Paper Chace


Covers to volumes 1 through 4 of Queen and Country Definitive Editions, each with black-&-white close-ups of main character with trade dress in orange, blue, red, and green respectively

Rachel Maddow was on Late Night with Seth Myers recently, and to my surprise among the topics they discussed was Greg Rucka’s Queen and Country.

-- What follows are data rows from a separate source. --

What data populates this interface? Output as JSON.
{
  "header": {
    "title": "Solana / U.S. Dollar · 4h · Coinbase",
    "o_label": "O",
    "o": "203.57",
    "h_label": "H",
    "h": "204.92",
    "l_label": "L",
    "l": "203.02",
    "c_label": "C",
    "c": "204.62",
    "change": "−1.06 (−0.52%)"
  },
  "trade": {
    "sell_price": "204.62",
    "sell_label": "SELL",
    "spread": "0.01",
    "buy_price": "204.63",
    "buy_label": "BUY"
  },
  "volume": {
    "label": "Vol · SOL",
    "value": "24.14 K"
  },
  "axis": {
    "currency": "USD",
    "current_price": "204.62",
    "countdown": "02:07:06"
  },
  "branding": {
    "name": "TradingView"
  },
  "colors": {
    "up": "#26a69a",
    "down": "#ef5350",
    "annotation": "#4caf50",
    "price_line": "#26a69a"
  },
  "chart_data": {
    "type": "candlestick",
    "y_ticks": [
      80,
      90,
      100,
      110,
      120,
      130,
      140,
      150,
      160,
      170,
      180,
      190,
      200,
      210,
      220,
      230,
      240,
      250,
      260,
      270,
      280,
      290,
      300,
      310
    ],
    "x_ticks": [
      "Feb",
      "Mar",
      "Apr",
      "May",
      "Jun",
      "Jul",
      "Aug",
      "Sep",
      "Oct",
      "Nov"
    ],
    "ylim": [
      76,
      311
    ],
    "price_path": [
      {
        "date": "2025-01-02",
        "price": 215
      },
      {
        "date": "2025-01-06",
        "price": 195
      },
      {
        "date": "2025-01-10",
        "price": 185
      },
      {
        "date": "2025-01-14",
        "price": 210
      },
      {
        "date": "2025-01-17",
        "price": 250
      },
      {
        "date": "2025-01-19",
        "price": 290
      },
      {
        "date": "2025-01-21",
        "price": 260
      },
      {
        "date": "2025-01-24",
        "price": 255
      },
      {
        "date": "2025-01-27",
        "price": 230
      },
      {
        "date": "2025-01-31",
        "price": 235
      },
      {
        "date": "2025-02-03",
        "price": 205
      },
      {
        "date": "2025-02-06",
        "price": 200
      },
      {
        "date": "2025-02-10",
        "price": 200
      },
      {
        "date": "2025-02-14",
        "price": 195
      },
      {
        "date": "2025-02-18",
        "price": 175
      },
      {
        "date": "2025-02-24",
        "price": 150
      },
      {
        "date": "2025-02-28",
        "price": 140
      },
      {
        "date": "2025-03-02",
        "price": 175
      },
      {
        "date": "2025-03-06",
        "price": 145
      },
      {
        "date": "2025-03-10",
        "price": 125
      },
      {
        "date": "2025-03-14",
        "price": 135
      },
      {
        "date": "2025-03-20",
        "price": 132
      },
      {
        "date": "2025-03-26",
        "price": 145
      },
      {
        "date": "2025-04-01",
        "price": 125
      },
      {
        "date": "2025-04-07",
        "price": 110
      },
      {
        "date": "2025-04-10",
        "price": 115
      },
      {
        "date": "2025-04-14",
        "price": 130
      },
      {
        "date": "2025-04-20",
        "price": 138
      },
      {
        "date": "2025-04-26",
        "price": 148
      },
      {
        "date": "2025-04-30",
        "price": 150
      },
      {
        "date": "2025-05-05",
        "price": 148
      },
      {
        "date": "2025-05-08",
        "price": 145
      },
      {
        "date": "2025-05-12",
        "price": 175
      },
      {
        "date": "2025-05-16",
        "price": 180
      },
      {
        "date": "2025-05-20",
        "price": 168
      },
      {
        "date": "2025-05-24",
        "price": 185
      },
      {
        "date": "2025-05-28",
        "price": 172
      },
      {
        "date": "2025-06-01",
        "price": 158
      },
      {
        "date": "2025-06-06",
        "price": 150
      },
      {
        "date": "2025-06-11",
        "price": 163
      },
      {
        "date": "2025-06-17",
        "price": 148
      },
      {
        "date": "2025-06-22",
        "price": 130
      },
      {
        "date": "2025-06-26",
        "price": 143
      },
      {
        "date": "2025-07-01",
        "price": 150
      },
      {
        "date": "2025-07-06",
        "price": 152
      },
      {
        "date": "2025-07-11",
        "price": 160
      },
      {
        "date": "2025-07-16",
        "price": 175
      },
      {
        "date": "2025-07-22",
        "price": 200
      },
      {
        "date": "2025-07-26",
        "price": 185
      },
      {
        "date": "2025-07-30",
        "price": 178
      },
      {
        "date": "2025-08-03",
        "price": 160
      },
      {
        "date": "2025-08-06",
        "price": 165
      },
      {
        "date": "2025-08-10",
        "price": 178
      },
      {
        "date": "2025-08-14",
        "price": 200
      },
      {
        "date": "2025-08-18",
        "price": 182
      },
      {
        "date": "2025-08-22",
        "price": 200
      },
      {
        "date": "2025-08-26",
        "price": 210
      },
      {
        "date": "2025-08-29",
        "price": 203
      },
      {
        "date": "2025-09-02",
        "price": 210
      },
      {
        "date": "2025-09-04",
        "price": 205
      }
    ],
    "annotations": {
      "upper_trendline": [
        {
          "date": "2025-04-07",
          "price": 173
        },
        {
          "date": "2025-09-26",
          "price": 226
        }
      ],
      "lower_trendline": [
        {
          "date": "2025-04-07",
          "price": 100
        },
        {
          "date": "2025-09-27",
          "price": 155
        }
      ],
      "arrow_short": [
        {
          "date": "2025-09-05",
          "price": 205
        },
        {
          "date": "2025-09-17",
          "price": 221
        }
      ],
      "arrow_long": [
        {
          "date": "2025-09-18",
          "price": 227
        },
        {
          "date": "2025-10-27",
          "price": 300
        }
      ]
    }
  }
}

I knew that Myers was a comics fan — his Twitter icon is a Kevin Maguire sketch of Myers as Blue Beetle in the Justice League International days. Yet it was still bizarre to hear Maddow segue from a mention that she’d written the foreword to a collected edition of DC Comics’ Batwoman written by Rucka to hearing her and Myers both profess love for a smart, gripping but — in the grand scheme of the superheroes that still dominate the marketplace — relatively obscure series from small publishing house Oni Press, followed by Maddow stating, “I have given copies of the Queen & Country comic book to members of Congress, suggesting that they ought to read it.”

Not having read all of Queen & Country, it’s hard for me to recommend unreservedly, although it’s likewise hard to go wrong taking a chance on anything with Rucka’s name attached. His and illustrator J.H. Williams III’s Batwoman is very good; Gotham Central, also written by Ed Brubaker and drawn by Michael Lark, Stefano Gaudiano,
et al., is excellent. Ditto Whiteout, created with artist Steve Lieber, which obliquely birthed Queen & Country’s focal character of UK special operative Tara Chace. I’ve read the first of Rucka’s Atticus Kodiak prose novels, Keeper, but not found the time for more.

The entirety of Queen & Country, including the Declassified spinoff, is now available in four omnibus editions.